I'm sort of at a loss as to what is the purpose of that strange hidey hole sticking out of the right hand side of the dress. I like to romanticise this dress with the notion it's for carrying abandoned kittens around in. I'd then take the trend one step further by ordering the chunkiest knitted scarf possible from Etsy, sewing vintage plush cat toys to it and wearing cat eye glasses to fully become the crazy cat lady of my dreams. And then, you know, leather gloves or something to be demure and shit. Anyway-what I'm trying to say is that the polka dot print is either associated with something sensible in a vintage secretary manner, or over the top and prissy like Minnie Mouse. This balances the print in sensible grey but still incorporates the trademark warping panels of this collection that I've come to know as a Comme des Garçons trademark with a gorgeous hemline. The misshapen bodice of the dress is also enough to fend off ogling males from that area of the body but in a an artful and subtle way.

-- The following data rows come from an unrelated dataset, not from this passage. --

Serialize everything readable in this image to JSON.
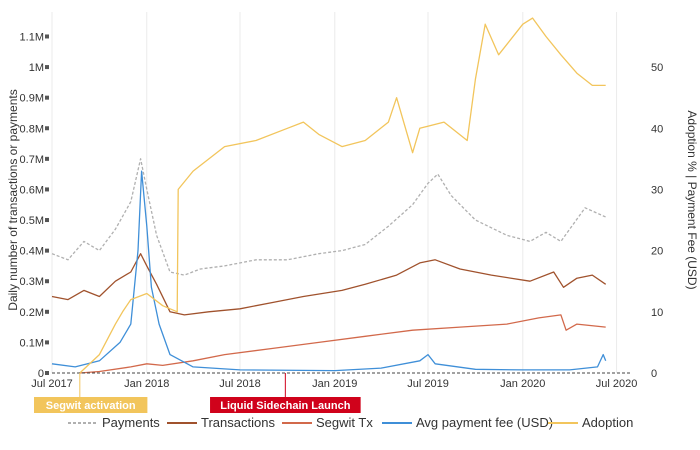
{
  "chart_data": {
    "type": "line",
    "x_axis": {
      "tick_labels": [
        "Jul 2017",
        "Jan 2018",
        "Jul 2018",
        "Jan 2019",
        "Jul 2019",
        "Jan 2020",
        "Jul 2020"
      ],
      "tick_dates": [
        "2017-07-01",
        "2018-01-01",
        "2018-07-01",
        "2019-01-01",
        "2019-07-01",
        "2020-01-01",
        "2020-07-01"
      ],
      "range": [
        "2017-07-01",
        "2020-07-31"
      ]
    },
    "y_left": {
      "label": "Daily number of transactions or payments",
      "ticks": [
        0,
        100000,
        200000,
        300000,
        400000,
        500000,
        600000,
        700000,
        800000,
        900000,
        1000000,
        1100000
      ],
      "tick_labels": [
        "0",
        "0.1M",
        "0.2M",
        "0.3M",
        "0.4M",
        "0.5M",
        "0.6M",
        "0.7M",
        "0.8M",
        "0.9M",
        "1M",
        "1.1M"
      ],
      "range": [
        0,
        1180000
      ]
    },
    "y_right": {
      "label": "Adoption % | Payment Fee (USD)",
      "ticks": [
        0,
        10,
        20,
        30,
        40,
        50
      ],
      "tick_labels": [
        "0",
        "10",
        "20",
        "30",
        "40",
        "50"
      ],
      "range": [
        0,
        59
      ]
    },
    "grid": true,
    "legend_position": "bottom",
    "annotations": [
      {
        "label": "Segwit activation",
        "date": "2017-08-24",
        "color": "#f2c55c"
      },
      {
        "label": "Liquid Sidechain Launch",
        "date": "2018-09-27",
        "color": "#d0021b"
      }
    ],
    "series": [
      {
        "name": "Payments",
        "axis": "left",
        "color": "#b0b0b0",
        "style": "dashed",
        "points": [
          [
            "2017-07-01",
            390000
          ],
          [
            "2017-08-01",
            370000
          ],
          [
            "2017-09-01",
            430000
          ],
          [
            "2017-10-01",
            400000
          ],
          [
            "2017-11-01",
            470000
          ],
          [
            "2017-12-01",
            560000
          ],
          [
            "2017-12-20",
            700000
          ],
          [
            "2018-01-01",
            600000
          ],
          [
            "2018-01-20",
            450000
          ],
          [
            "2018-02-15",
            330000
          ],
          [
            "2018-03-15",
            320000
          ],
          [
            "2018-04-15",
            340000
          ],
          [
            "2018-06-01",
            350000
          ],
          [
            "2018-08-01",
            370000
          ],
          [
            "2018-10-01",
            370000
          ],
          [
            "2018-12-01",
            390000
          ],
          [
            "2019-01-15",
            400000
          ],
          [
            "2019-03-01",
            420000
          ],
          [
            "2019-04-15",
            480000
          ],
          [
            "2019-06-01",
            550000
          ],
          [
            "2019-07-01",
            620000
          ],
          [
            "2019-07-20",
            650000
          ],
          [
            "2019-08-15",
            580000
          ],
          [
            "2019-10-01",
            500000
          ],
          [
            "2019-12-01",
            450000
          ],
          [
            "2020-01-15",
            430000
          ],
          [
            "2020-02-15",
            460000
          ],
          [
            "2020-03-15",
            430000
          ],
          [
            "2020-05-01",
            540000
          ],
          [
            "2020-06-10",
            510000
          ]
        ]
      },
      {
        "name": "Transactions",
        "axis": "left",
        "color": "#a0522d",
        "style": "solid",
        "points": [
          [
            "2017-07-01",
            250000
          ],
          [
            "2017-08-01",
            240000
          ],
          [
            "2017-09-01",
            270000
          ],
          [
            "2017-10-01",
            250000
          ],
          [
            "2017-11-01",
            300000
          ],
          [
            "2017-12-01",
            330000
          ],
          [
            "2017-12-20",
            390000
          ],
          [
            "2018-01-01",
            350000
          ],
          [
            "2018-01-20",
            290000
          ],
          [
            "2018-02-15",
            200000
          ],
          [
            "2018-03-15",
            190000
          ],
          [
            "2018-05-01",
            200000
          ],
          [
            "2018-07-01",
            210000
          ],
          [
            "2018-09-01",
            230000
          ],
          [
            "2018-11-01",
            250000
          ],
          [
            "2019-01-15",
            270000
          ],
          [
            "2019-03-01",
            290000
          ],
          [
            "2019-05-01",
            320000
          ],
          [
            "2019-06-15",
            360000
          ],
          [
            "2019-07-15",
            370000
          ],
          [
            "2019-09-01",
            340000
          ],
          [
            "2019-11-01",
            320000
          ],
          [
            "2020-01-15",
            300000
          ],
          [
            "2020-03-01",
            330000
          ],
          [
            "2020-03-20",
            280000
          ],
          [
            "2020-04-15",
            310000
          ],
          [
            "2020-05-15",
            320000
          ],
          [
            "2020-06-10",
            290000
          ]
        ]
      },
      {
        "name": "Segwit Tx",
        "axis": "left",
        "color": "#d2694b",
        "style": "solid",
        "points": [
          [
            "2017-08-24",
            0
          ],
          [
            "2017-10-01",
            5000
          ],
          [
            "2017-12-01",
            20000
          ],
          [
            "2018-01-01",
            30000
          ],
          [
            "2018-02-01",
            25000
          ],
          [
            "2018-04-01",
            40000
          ],
          [
            "2018-06-01",
            60000
          ],
          [
            "2018-09-01",
            80000
          ],
          [
            "2018-12-01",
            100000
          ],
          [
            "2019-03-01",
            120000
          ],
          [
            "2019-06-01",
            140000
          ],
          [
            "2019-09-01",
            150000
          ],
          [
            "2019-12-01",
            160000
          ],
          [
            "2020-02-01",
            180000
          ],
          [
            "2020-03-15",
            190000
          ],
          [
            "2020-03-25",
            140000
          ],
          [
            "2020-04-15",
            160000
          ],
          [
            "2020-06-10",
            150000
          ]
        ]
      },
      {
        "name": "Avg payment fee (USD)",
        "axis": "right",
        "color": "#3f8fd8",
        "style": "solid",
        "points": [
          [
            "2017-07-01",
            1.5
          ],
          [
            "2017-08-15",
            1
          ],
          [
            "2017-10-01",
            2
          ],
          [
            "2017-11-10",
            5
          ],
          [
            "2017-12-01",
            8
          ],
          [
            "2017-12-15",
            20
          ],
          [
            "2017-12-22",
            33
          ],
          [
            "2018-01-01",
            24
          ],
          [
            "2018-01-10",
            14
          ],
          [
            "2018-01-25",
            8
          ],
          [
            "2018-02-15",
            3
          ],
          [
            "2018-04-01",
            1
          ],
          [
            "2018-07-01",
            0.5
          ],
          [
            "2019-01-01",
            0.4
          ],
          [
            "2019-04-01",
            0.8
          ],
          [
            "2019-06-15",
            2
          ],
          [
            "2019-07-01",
            3
          ],
          [
            "2019-07-15",
            1.5
          ],
          [
            "2019-10-01",
            0.6
          ],
          [
            "2020-01-01",
            0.5
          ],
          [
            "2020-04-01",
            0.5
          ],
          [
            "2020-05-25",
            1
          ],
          [
            "2020-06-05",
            3
          ],
          [
            "2020-06-10",
            2
          ]
        ]
      },
      {
        "name": "Adoption",
        "axis": "right",
        "color": "#f2c55c",
        "style": "solid",
        "points": [
          [
            "2017-08-24",
            0
          ],
          [
            "2017-10-01",
            3
          ],
          [
            "2017-11-01",
            8
          ],
          [
            "2017-11-15",
            10
          ],
          [
            "2017-12-01",
            12
          ],
          [
            "2018-01-01",
            13
          ],
          [
            "2018-02-01",
            11
          ],
          [
            "2018-03-01",
            10
          ],
          [
            "2018-03-03",
            30
          ],
          [
            "2018-04-01",
            33
          ],
          [
            "2018-06-01",
            37
          ],
          [
            "2018-08-01",
            38
          ],
          [
            "2018-10-01",
            40
          ],
          [
            "2018-11-01",
            41
          ],
          [
            "2018-12-01",
            39
          ],
          [
            "2019-01-15",
            37
          ],
          [
            "2019-03-01",
            38
          ],
          [
            "2019-04-15",
            41
          ],
          [
            "2019-05-01",
            45
          ],
          [
            "2019-06-01",
            36
          ],
          [
            "2019-06-15",
            40
          ],
          [
            "2019-08-01",
            41
          ],
          [
            "2019-09-15",
            38
          ],
          [
            "2019-10-01",
            48
          ],
          [
            "2019-10-20",
            57
          ],
          [
            "2019-11-15",
            52
          ],
          [
            "2020-01-01",
            57
          ],
          [
            "2020-01-20",
            58
          ],
          [
            "2020-02-15",
            55
          ],
          [
            "2020-03-15",
            52
          ],
          [
            "2020-04-15",
            49
          ],
          [
            "2020-05-15",
            47
          ],
          [
            "2020-06-10",
            47
          ]
        ]
      }
    ]
  }
}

Long trailing skirts in demure and muted tones always make me think of Victorian stemming trends such as steam punk; especially with the little addition of ruffles at the end of this trailing maxi skirt. Even though it's constructed from many differently shaped panels that distort the large spotted print the end result is still a skirt and a magnificent building block for many a potential outfit. I'm pretty jealous of people who can afford to wear sweaters all year round if they so choose and I would probably try to wear a skirt like this with my collection of jumpers, as well as vintage tops and pretty blouses. The leather harness at the top does make a bold statement about the shoulders like a reinvigorated female David Bowie without the lightning bolt makeup and the matching belt is cute too. I admire fashion bloggers or indeed the busy people behind the scenes on runway shoes such as these that work through the fiddly buckles and finer details of accessories tirelessly to complete an outfit. Kudos.
It's beginning to look a lot... like... Christmas. If there's one thing I do like it's a good excuse to wear red and white throughout the year festively but still in a strange and unusual way. I have a strange feeling that something like this worn during that blissful month of December may garner many nicknames shared with famous reindeer of Santa's sleigh, but at least you can't be accused of being a Grinch at this time of year. I sort of fantasise about the black leather harnesses more than the red myself since they could be smothered in small roses made from ribbons, attached safely by a hot glue gun but then again the red does present a more crisp and challenging piece to work with. In the last few weeks I've sort of flipped between adoring pastels and stark red with denim and white thrown into the mix so an accessory as bold and brash as this would be good for my more rare, amorous red-loving moments.